Hybrid conflicts force companies to reduce dependency on third country suppliers, contributing to digital sovereignty

In addition to these general obligations, the EU imposes several more specific obligations that are especially important in the context of hybrid conflicts. Under the GDPR and NIS2, private companies should make sure that their cybersecurity is not undermined through dependencies on or collaborations with other entities. In the context of hybrid conflicts, avoiding dependencies on suppliers from countries outside of the EU (‘third countries’) is especially important. 

For example, the Digital Operational Resilience Act (DORA) obligates financial entities to assess and address dependencies on information and communication technology suppliers in general, with specific attention paid to suppliers from third countries. Moreover, the GDPR and Data Act limit the transfer of data to entities outside of the EU. In this, the potential access of foreign governments is a particularly important consideration. This push to reduce dependencies on third country suppliers also contributes to digital sovereignty – ‘Europe’s ability to act independently in the digital world’ – an important EU policy goal.

Governments are increasingly involved in the cybersecurity of companies

The various cybersecurity obligations of private companies do not release governments from their responsibilities. In fact, the EU has allocated various new responsibilities and powers to public authorities, which should be increasingly involved in the cybersecurity of private entities. They should formulate strategy, analyse risks in certain sectors, provide incident response support, share threat information, and formulate norms and standards. 

Some of these responsibilities and powers are especially relevant in the context of hybrid conflicts. For example, NIS2 and the Cyber Solidarity Act empower governments to provide support in the case of large-scale incidents. Such incidents may be the result of hybrid conflicts – the Cyber Solidarity Act specifically refers to the war between Russia and Ukraine as a potential source of such incidents.

Furthermore, discussion about a EU-approved cybersecurity certification scheme for cloud services has been intensely focused on the potential inclusion of sovereignty requirements. Although these requirements may not make it into the final version, this discussion shows how geopolitical considerations can influence the development of cybersecurity obligations.

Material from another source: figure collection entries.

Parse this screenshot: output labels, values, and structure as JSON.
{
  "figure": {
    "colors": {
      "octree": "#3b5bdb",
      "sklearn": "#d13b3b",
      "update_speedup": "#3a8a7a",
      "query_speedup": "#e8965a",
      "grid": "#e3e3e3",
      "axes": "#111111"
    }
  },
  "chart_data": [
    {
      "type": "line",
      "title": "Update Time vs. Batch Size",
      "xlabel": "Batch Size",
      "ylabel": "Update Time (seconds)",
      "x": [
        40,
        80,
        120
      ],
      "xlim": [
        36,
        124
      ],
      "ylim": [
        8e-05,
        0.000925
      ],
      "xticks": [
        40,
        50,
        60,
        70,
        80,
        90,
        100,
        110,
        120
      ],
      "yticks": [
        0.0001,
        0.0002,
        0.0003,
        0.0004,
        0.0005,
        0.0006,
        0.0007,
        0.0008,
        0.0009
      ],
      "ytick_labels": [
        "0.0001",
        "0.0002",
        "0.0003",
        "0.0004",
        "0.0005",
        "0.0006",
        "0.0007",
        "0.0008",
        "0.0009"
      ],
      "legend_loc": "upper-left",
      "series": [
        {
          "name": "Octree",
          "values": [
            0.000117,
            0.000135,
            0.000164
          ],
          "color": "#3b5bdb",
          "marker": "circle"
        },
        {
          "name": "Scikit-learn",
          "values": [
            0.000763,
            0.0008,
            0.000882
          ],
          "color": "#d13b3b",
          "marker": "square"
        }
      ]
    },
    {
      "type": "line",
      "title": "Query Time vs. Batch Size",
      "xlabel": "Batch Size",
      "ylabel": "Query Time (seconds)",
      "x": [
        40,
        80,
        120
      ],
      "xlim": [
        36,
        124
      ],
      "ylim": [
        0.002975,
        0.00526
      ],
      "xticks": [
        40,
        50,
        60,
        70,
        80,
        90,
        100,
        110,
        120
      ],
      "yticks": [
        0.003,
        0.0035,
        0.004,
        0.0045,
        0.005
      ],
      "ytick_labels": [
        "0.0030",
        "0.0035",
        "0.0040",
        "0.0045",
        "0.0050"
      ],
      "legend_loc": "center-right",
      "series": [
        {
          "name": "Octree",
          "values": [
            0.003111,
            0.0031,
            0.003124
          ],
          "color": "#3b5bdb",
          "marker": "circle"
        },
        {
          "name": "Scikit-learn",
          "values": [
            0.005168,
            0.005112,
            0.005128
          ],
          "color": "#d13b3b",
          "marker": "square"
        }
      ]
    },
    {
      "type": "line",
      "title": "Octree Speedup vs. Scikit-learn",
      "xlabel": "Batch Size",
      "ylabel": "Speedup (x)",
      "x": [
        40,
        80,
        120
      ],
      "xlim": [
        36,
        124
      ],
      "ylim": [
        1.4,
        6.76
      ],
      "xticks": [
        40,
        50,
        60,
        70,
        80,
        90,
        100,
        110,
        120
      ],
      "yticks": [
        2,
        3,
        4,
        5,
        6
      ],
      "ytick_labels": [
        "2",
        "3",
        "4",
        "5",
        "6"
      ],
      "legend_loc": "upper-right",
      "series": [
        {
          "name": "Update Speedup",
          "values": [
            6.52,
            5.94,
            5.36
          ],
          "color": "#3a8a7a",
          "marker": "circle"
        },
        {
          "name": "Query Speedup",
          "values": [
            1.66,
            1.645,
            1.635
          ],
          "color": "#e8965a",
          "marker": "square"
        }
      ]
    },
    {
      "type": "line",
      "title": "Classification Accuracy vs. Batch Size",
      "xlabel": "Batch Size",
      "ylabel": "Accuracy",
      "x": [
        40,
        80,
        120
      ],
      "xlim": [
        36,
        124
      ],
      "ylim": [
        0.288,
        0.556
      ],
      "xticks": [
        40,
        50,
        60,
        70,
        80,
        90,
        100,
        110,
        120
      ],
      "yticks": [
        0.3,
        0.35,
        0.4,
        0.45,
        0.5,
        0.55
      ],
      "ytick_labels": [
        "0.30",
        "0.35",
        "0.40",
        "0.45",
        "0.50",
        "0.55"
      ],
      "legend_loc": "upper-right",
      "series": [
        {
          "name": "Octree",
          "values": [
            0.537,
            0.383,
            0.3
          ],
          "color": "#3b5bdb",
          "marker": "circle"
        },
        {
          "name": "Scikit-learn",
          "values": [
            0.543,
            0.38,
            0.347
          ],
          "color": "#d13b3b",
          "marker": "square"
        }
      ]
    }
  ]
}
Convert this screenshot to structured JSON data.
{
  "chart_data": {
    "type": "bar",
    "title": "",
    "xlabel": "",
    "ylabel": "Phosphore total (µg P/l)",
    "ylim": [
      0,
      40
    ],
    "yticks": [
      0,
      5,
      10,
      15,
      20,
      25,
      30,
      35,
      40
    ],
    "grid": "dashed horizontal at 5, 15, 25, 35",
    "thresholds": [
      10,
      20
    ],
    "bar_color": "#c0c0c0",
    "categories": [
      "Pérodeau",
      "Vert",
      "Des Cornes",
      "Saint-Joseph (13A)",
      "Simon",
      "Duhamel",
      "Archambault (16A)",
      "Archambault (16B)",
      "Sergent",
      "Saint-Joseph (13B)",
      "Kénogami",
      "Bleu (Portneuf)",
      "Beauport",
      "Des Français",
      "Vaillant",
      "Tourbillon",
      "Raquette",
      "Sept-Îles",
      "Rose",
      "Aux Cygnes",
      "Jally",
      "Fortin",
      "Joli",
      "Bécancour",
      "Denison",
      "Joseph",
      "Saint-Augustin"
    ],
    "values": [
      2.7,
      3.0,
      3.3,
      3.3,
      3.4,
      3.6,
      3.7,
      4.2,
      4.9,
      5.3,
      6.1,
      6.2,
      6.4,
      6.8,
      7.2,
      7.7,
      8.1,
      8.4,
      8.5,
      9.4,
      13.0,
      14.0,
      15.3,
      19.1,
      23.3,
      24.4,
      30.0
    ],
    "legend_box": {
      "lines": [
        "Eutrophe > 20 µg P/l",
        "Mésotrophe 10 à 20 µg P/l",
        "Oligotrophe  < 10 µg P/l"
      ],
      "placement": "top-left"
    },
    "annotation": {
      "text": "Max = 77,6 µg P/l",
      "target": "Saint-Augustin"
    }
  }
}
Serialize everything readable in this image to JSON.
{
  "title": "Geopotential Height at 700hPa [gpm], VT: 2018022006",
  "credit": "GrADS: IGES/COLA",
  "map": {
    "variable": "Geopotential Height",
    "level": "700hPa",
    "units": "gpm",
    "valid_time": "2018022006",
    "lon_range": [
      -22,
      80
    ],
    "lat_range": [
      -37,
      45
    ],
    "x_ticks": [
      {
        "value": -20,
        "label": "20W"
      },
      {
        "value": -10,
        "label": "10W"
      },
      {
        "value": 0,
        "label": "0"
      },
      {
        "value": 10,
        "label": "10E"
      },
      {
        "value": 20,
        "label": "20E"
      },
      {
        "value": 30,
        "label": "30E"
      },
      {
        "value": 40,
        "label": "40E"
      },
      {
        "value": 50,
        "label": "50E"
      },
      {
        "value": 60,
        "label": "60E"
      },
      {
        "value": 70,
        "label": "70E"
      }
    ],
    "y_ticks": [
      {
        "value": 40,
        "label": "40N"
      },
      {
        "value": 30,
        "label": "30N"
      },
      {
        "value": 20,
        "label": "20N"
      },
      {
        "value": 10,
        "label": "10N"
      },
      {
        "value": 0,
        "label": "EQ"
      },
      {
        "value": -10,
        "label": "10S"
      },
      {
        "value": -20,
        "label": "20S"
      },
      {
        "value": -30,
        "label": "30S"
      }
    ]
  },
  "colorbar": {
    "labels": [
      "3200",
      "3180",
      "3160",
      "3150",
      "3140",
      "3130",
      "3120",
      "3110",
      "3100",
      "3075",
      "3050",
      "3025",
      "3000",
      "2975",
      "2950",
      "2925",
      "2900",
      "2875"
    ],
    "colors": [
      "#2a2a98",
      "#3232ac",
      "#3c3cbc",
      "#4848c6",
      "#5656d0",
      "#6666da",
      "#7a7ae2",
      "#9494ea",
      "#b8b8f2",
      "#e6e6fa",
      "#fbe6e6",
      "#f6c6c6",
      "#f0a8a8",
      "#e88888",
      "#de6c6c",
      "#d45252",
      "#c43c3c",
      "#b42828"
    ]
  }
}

The increased prevalence of hybrid conflicts leads to new cybersecurity obligations

All of this brings us to the final way in which hybrid conflicts affect European legal cybersecurity obligations for private companies: cybersecurity obligations are on the rise. While this has been true for all aspects of digitalisation and law in the European Union, rising geopolitical tensions means this will continue in relation to cybersecurity despite the current trend of regulation simplification aimed at bolstering competitiveness. More specifically, the existing legislative framework leaves room for various kinds of delegated rulemaking in the form of standards, codes of conduct, recommendations, and certification schemes. The current focus is on strengthening the implementation of these existing rules.

Private companies are deeply involved in hybrid conflicts, whether they want to be there or not. They should anticipate the further expansion of cybersecurity requirements and adjust accordingly. Proactively reducing dependencies and investing in cybersecurity would be a good place to start.